Cada vez había más humo. Se agachó y se cubrió la boca y la nariz con el brazo.
—¡Socorro! —gritó ella mientras golpeaba una pared—. ¿Hay alguien ahí? ¡Estoy aquí!
—¡Aguanta, Paula, ya voy! —le gritó él con alivio—. ¡Sigue hablando!
—¡Estoy aquí, en el tocador!
Siguió el sonido de su voz hasta llegar a los aseos públicos.
—Apártate de la puerta, voy a entrar —le advirtió él.
—Muy bien, ya me he alejado —contestó ella algo más tranquila.
Se puso en pie conteniendo la respiración al entrar en la espesa nube de humo. No tenía mucho tiempo. Si las llamas pasaban al pasillo, quedarían atrapados por un fuego fuera de control. Empujó la puerta con su hombro, pero no se abrió. Se retiró para intentarlo de nuevo. Se apartó un poco más para ganar impulso. Empujó con todas sus fuerzas y la puerta cayó hacia dentro. Miró deprisa a su alrededor y encontró a Paula sentada en una esquina del aseo, al lado del lavabo y cubierta con una toalla empapada. Era una mujer lista. Fue hacia ella.
—Gracias por volver —le dijo ella mientras le entregaba una toalla empapada en agua.
Paula se puso en pie mientras tosía y se esforzaba para respirar con normalidad. Se dio cuenta de que necesitaba aire puro. Se agachó y la levantó en volandas sobre su hombro.
—Agárrate.
—Sácanos de aquí, Pedro —le pidió ella entre ataques de tos.
Salió rápidamente y atravesó la tienda, que ya era un auténtico horno. Las llamas los rodeaban y estaban devorando los libros y todos los artículos de papelería. Una estantería se tambaleó a su lado y él se apartó a un lado para salvarse. Cubrió con su cuerpo el de Paula. Pocos segundos después, otro par de estanterías se derrumbaron frente a él y alimentaron las llamas. Una de ellas golpeó su rostro. Acababan de cerrarle el paso.
—Por la otra puerta, por la cocina —le indicó Paula—. A la izquierda.
—De acuerdo —repuso él mientras daba media vuelta y deshacía lo andado.
Salió al pasillo. El humo se había disipado lo suficiente como para que distinguiera mejor la luz que se colaba por la puerta de cristal y fue directo hacia ella. Cuando salió, el aire fuera de la casa le pareció tan espeso e impenetrable como el infierno que había dejado atrás dentro de la mansión. Paula intentó recuperar el aliento en cuanto salieron por la parte de atrás de la tienda, donde estaban los cubos de basura. Estaba histérica. Sabía que, si los bomberos no aparecían pronto por allí, su restaurante y su casa acabarían consumidos por las llamas. El hombro de Pedro le presionaba el estómago y con cada paso que daba le dificultaba aún más la respiración. Para colmo de males, no le gustaba que la llevara como un saco de patatas, se sentía avergonzada.
—Ya me puedes bajar.
—No me des las gracias —repuso él con ironía—. No gastes aliento en ello.
No entendía cómo podía pasar de héroe a villano insensible en tan poco tiempo. Esa madrugada, había lamentado que Pedro no la viera enfundada en el bello camisón de satén. Pero las cosas habían cambiado radicalmente y le hubiera encantado que no tuviera que verla con lo que había quedado de la delicada prenda que aún llevaba bajo la manta.
—Pedro —insistió entonces—. Puedo andar.

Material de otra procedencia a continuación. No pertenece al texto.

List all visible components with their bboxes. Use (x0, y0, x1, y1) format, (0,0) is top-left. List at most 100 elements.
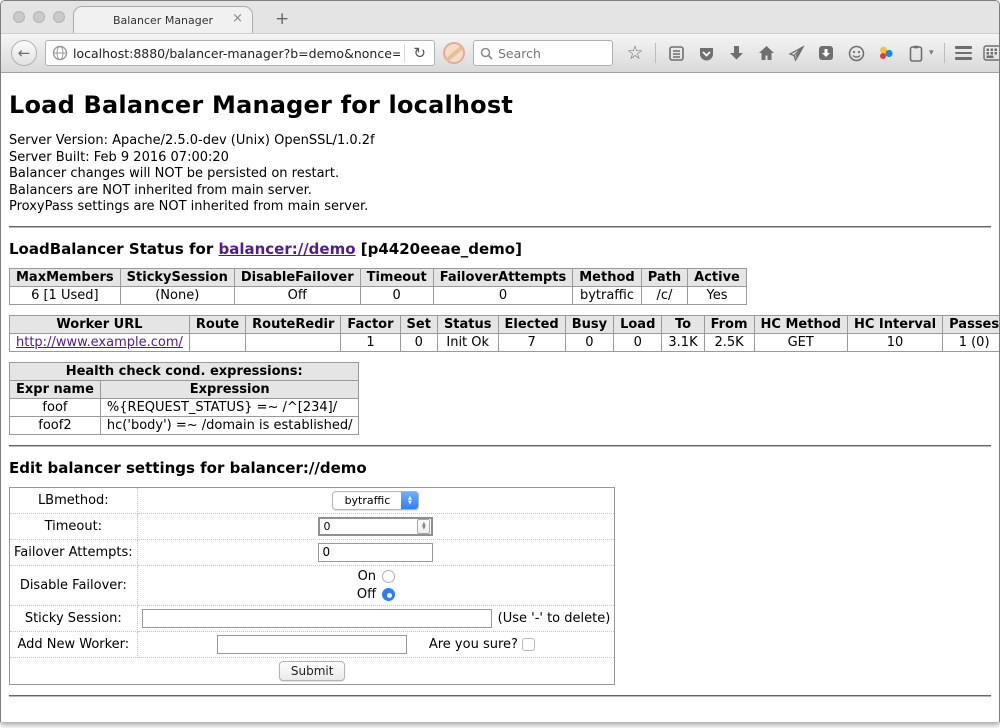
page-content: Load Balancer Manager for localhost Serv… (1, 73, 999, 722)
colored-dots-extension-icon[interactable] (876, 43, 896, 63)
tab-close-icon[interactable]: × (232, 12, 243, 26)
tile-grid-icon[interactable] (982, 43, 1000, 63)
col-to: To (662, 315, 704, 333)
search-input[interactable] (498, 46, 593, 61)
search-bar[interactable] (473, 40, 613, 66)
new-tab-button[interactable]: + (269, 9, 295, 29)
cell-expression: %{REQUEST_STATUS} =~ /^[234]/ (100, 398, 359, 416)
cell-route (189, 333, 245, 351)
tab-title: Balancer Manager (113, 14, 213, 27)
col-load: Load (614, 315, 662, 333)
zoom-window-button[interactable] (53, 11, 65, 23)
tab-strip: Balancer Manager × + (1, 1, 999, 33)
minimize-window-button[interactable] (33, 11, 45, 23)
failover-attempts-label: Failover Attempts: (10, 539, 138, 565)
server-built-line: Server Built: Feb 9 2016 07:00:20 (9, 150, 991, 167)
cell-path: /c/ (641, 286, 687, 304)
persist-notice-line: Balancer changes will NOT be persisted o… (9, 166, 991, 183)
proxypass-notice-line: ProxyPass settings are NOT inherited fro… (9, 199, 991, 216)
bookmark-star-icon[interactable]: ☆ (625, 43, 645, 63)
table-row: 6 [1 Used] (None) Off 0 0 bytraffic /c/ … (10, 286, 747, 304)
lbmethod-select[interactable]: bytraffic ▲▼ (332, 491, 419, 510)
col-active: Active (688, 268, 747, 286)
are-you-sure-label: Are you sure? (429, 637, 518, 652)
timeout-label: Timeout: (10, 513, 138, 539)
download-box-icon[interactable] (816, 43, 836, 63)
col-timeout: Timeout (360, 268, 433, 286)
urlbar-separator (404, 44, 405, 62)
disable-failover-off-radio[interactable] (382, 588, 395, 601)
add-worker-row: Add New Worker: Are you sure? (10, 631, 615, 657)
home-icon[interactable] (756, 43, 776, 63)
col-factor: Factor (341, 315, 400, 333)
health-row-foof: foof %{REQUEST_STATUS} =~ /^[234]/ (10, 398, 359, 416)
reload-icon[interactable]: ↻ (409, 44, 430, 62)
sticky-session-field[interactable] (142, 609, 492, 628)
timeout-field-wrap: ▲▼ (318, 517, 433, 536)
cell-passes: 1 (0) (943, 333, 1000, 351)
lbmethod-selected-value: bytraffic (333, 494, 401, 507)
col-busy: Busy (565, 315, 613, 333)
balancer-demo-link[interactable]: balancer://demo (218, 240, 355, 258)
cell-expr-name: foof (10, 398, 101, 416)
submit-button[interactable]: Submit (279, 661, 346, 681)
failover-attempts-field[interactable] (318, 543, 433, 562)
site-identity-globe-icon[interactable] (52, 45, 68, 61)
bookmarks-list-icon[interactable] (666, 43, 686, 63)
col-maxmembers: MaxMembers (10, 268, 121, 286)
worker-url-link[interactable]: http://www.example.com/ (16, 335, 183, 350)
health-table-title: Health check cond. expressions: (10, 362, 359, 380)
edit-balancer-form: LBmethod: bytraffic ▲▼ Timeout: ▲▼ (9, 487, 615, 685)
toolbar-separator-2 (944, 43, 945, 63)
cell-method: bytraffic (573, 286, 641, 304)
downloads-icon[interactable] (726, 43, 746, 63)
menu-hamburger-icon[interactable] (955, 46, 972, 60)
table-header-row: Expr name Expression (10, 380, 359, 398)
clipboard-extension-icon[interactable] (906, 43, 926, 63)
smiley-icon[interactable] (846, 43, 866, 63)
health-row-foof2: foof2 hc('body') =~ /domain is establish… (10, 416, 359, 434)
failover-attempts-row: Failover Attempts: (10, 539, 615, 565)
cell-elected: 7 (498, 333, 565, 351)
tab-balancer-manager[interactable]: Balancer Manager × (73, 6, 253, 33)
timeout-row: Timeout: ▲▼ (10, 513, 615, 539)
cell-to: 3.1K (662, 333, 704, 351)
col-disablefailover: DisableFailover (234, 268, 360, 286)
lbmethod-label: LBmethod: (10, 487, 138, 513)
bottom-divider (9, 695, 991, 697)
radio-on-label: On (358, 569, 376, 584)
pocket-icon[interactable] (696, 43, 716, 63)
col-set: Set (400, 315, 437, 333)
number-stepper-icon[interactable]: ▲▼ (417, 519, 430, 534)
chevron-down-icon[interactable]: ▾ (929, 48, 934, 58)
send-plane-icon[interactable] (786, 43, 806, 63)
disable-failover-on-radio[interactable] (382, 570, 395, 583)
cell-from: 2.5K (704, 333, 754, 351)
cell-status: Init Ok (437, 333, 498, 351)
add-worker-field[interactable] (217, 635, 407, 654)
cell-timeout: 0 (360, 286, 433, 304)
browser-window: Balancer Manager × + ← localhost:8880/ba… (0, 0, 1000, 722)
divider (9, 445, 991, 447)
radio-off-label: Off (357, 587, 376, 602)
sticky-session-row: Sticky Session: (Use '-' to delete) (10, 605, 615, 631)
col-path: Path (641, 268, 687, 286)
col-hc-method: HC Method (754, 315, 847, 333)
close-window-button[interactable] (13, 11, 25, 23)
status-heading-suffix: [p4420eeae_demo] (356, 240, 522, 258)
page-title: Load Balancer Manager for localhost (9, 91, 991, 119)
url-text[interactable]: localhost:8880/balancer-manager?b=demo&n… (73, 46, 400, 61)
url-bar[interactable]: localhost:8880/balancer-manager?b=demo&n… (45, 40, 435, 66)
col-from: From (704, 315, 754, 333)
cell-stickysession: (None) (120, 286, 234, 304)
col-expression: Expression (100, 380, 359, 398)
col-failoverattempts: FailoverAttempts (433, 268, 573, 286)
plugin-blocked-icon[interactable] (443, 42, 465, 64)
timeout-field[interactable] (320, 520, 417, 533)
back-button[interactable]: ← (11, 40, 37, 66)
col-passes: Passes (943, 315, 1000, 333)
divider (9, 226, 991, 228)
toolbar-separator (655, 43, 656, 63)
are-you-sure-checkbox[interactable] (522, 638, 535, 651)
col-method: Method (573, 268, 641, 286)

Suéltame, por favor.
—De eso nada —repuso él agarrándola mejor.
Pero con el movimiento, se deslizó la manta y uno de sus hombros quedó al desnudo.
—Vas directa al hospital para que te hagan un chequeo.
—No tienes por qué llevarme así, estoy bien y… —protestó ella.
Pero un ataque de tos no la dejó terminar de hablar. Intentaba cubrirse el cuerpo con la empapada manta, pero no era fácil en esa posición.
—¡Deja de moverte, Paula! —le pidió él mientras agarraba con fuerza su trasero.
Eso era lo último que necesitaba. Todo su cuerpo se estremeció.